How will the UK recover after lockdown? Although social distancing is expected to continue for months, talk has turned to how the government will deal with its coronavirus debts. The Treasury is seeking to raise £180 billion over the next three months to meet its pledges – putting the UK on course to see its budget deficit rise to a level never seen before in peacetime. Some estimates put borrowing this financial year at over £300 billion, far outpacing the years following the financial crash.
This has led a number of public figures to predict a return to the Cameron and Osborne era with mass cuts in the years ahead. However, when Boris Johnson was asked if the public ought to expect a return to austerity at Thursday’s government press conference, he said it would not be part of the government response:
You know what my instincts are: I think the economy will bounce back strongly, I think this government will want to encourage that bounceback in all kinds of ways.I’ve never particularly liked the term that you just used to describe government economic policy and it’ll certainly not be part of our approach. Austerity, by the way, was the term you just used.
Cuts are viewed in No. 10 as politically toxic when it comes to the new Tory voter coalition
There are several reasons cuts are not viewed as viable this time around. Firstly, it goes against Johnson’s political instincts. In the lead-up to the election, the Prime Minister told me and James of his discomfort with Cameron’s cuts: ‘I remember having conversations with colleagues in the government that came in in 2010, saying “I thought austerity was just not the right way forward for the UK”.’ While critics were quick to point out it was easy to flag this in retrospect, Johnson’s time as Mayor of London backs up the idea that he has a different approach to economic difficulty. Following the financial crisis, Johnson’s economic action plan was focused on growth.
Cuts are also viewed in No. 10 as politically toxic when it comes to the new Tory voter coalition. Johnson won his majority of 80 talking about Conservative support for the NHS as well as the billions they planned to borrow to invest in their attempt to ‘level up’ the country. To turnaround and say budgets are to be slashed would be to risk these votes.

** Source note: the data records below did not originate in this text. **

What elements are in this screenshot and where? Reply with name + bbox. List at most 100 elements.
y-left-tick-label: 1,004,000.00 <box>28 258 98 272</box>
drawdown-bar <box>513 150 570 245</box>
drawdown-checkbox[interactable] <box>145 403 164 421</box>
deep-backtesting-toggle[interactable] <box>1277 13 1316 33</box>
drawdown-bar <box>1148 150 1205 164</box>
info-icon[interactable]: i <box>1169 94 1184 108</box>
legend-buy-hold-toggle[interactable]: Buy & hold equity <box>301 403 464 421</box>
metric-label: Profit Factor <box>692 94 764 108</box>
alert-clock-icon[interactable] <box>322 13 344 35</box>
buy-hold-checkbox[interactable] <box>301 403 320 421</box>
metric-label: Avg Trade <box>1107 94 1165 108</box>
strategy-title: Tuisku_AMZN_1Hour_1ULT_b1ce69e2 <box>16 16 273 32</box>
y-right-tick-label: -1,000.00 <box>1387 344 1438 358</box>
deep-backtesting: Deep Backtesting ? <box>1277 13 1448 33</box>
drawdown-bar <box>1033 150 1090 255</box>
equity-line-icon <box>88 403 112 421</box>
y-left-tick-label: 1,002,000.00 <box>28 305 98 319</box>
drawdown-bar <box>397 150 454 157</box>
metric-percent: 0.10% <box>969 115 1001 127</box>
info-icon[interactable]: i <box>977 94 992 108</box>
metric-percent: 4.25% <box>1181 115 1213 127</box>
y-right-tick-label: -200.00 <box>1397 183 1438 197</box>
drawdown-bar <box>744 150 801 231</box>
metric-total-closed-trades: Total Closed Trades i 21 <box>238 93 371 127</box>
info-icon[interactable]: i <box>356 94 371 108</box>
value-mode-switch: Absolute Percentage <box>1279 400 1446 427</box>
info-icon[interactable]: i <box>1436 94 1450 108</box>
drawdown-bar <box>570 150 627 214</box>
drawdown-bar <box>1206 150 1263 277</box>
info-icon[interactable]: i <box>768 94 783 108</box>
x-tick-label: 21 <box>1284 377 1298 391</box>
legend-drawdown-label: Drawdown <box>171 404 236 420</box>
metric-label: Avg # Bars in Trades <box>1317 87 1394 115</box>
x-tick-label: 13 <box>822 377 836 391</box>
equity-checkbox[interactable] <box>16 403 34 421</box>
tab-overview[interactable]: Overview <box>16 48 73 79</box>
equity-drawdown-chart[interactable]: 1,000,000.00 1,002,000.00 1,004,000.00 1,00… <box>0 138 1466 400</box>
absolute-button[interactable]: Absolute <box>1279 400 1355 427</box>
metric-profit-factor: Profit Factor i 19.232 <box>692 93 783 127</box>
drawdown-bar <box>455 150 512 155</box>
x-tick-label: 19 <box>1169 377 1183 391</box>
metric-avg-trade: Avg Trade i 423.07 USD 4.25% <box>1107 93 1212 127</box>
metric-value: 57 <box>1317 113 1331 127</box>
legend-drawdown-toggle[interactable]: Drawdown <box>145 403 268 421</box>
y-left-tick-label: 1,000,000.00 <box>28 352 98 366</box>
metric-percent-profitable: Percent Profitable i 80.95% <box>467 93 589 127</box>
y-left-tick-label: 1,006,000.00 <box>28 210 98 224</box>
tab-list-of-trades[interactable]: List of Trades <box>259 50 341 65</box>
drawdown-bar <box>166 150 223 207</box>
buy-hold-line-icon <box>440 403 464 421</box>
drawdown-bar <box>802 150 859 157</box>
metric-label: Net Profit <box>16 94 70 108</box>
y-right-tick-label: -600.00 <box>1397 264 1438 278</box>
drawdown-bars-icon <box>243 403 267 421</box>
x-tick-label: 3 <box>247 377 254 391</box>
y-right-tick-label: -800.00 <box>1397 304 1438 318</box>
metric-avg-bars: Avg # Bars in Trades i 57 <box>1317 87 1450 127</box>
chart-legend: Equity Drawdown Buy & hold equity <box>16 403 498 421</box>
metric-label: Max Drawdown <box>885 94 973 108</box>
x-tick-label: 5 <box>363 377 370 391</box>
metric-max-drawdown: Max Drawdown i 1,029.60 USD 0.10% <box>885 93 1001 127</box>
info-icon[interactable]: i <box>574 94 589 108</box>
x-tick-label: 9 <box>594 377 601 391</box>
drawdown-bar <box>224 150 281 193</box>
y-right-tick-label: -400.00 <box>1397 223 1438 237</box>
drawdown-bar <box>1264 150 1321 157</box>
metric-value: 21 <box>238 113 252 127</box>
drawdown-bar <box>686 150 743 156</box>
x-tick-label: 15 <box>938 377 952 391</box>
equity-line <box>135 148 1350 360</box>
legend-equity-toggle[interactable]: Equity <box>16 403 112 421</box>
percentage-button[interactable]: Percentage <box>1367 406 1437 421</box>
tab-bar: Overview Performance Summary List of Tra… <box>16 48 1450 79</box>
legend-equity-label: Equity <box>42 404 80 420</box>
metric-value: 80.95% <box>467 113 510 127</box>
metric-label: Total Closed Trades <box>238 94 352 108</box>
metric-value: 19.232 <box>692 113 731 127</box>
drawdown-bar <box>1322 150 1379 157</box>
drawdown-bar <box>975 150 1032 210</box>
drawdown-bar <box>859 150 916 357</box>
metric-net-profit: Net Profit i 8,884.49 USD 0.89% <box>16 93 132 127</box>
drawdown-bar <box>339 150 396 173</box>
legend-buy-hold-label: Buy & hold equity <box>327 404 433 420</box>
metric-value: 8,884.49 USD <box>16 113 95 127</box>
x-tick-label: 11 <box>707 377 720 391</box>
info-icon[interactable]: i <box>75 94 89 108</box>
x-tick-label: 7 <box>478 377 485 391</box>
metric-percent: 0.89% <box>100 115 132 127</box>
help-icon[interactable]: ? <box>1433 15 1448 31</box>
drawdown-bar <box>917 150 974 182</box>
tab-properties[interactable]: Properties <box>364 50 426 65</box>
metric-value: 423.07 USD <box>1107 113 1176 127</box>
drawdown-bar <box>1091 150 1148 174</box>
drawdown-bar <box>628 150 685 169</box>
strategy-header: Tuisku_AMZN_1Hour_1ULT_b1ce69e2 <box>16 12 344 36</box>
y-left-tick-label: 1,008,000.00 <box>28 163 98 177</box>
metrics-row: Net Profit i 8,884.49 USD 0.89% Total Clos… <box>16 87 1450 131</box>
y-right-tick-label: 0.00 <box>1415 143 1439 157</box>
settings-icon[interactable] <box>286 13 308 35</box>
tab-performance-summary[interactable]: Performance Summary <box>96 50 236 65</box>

Any austerity-like measures would also be an incredibly hard sell to the bulk of Tory MPs. In a sign of the current nerves over what comes next, this week Tory MPs held a One Nation Conservative Zoom call led by Damian Green on how to avoid more austerity in response to coronavirus. Battle-scarred Tory MPs only need to think back to the 2015 or 2017 election to remind themselves that they don’t want to return to a similar long-term economic plan. It is also the case that all the cuts viewed in the party to be ‘easy’ have already been made in the way that was not true in 2010 – there isn’t any fat left.
So where does this leave a Johnson-led Tory party when it comes to bouncing back from record borrowing? Allies of the Prime Minister believe Johnson’s first port of call will be to focus on economic growth. It’s what he did as mayor. Regulations that have been relaxed to keep businesses going in difficult circumstances could stay relaxed in a bid to encourage growth. While the Chancellor Rishi Sunak is viewed by Tory MPs to have gone against some of his natural instincts when it comes to the eye-watering coronavirus packages, he is thought to have challenged some of the old assumptions over government debt.
However, there are MPs who worry these measures won’t be enough and a cut or a raise in taxes will follow. With mass cuts viewed as politically untenable in No. 10, the few fiscal hawks left worry tax rises could be on the agenda. Sunak has already hinted that a rise in national insurance could beckon for the self-employed. Some Tory MPs have begun mooting a targeted tax on the wealthy – whether second homes or top earners.
This is the kind of measure you would have more likely associated with Labour a few years ago. But the 2019 election heralded a new chapter for the Conservatives. Johnson’s new Tory voters in the red wall previously voted Labour and No. 10 don’t want them reverting to old ways. Any response to coronavirus will take into account both Johnson’s natural instincts and the realities of the new Tory electoral coalition.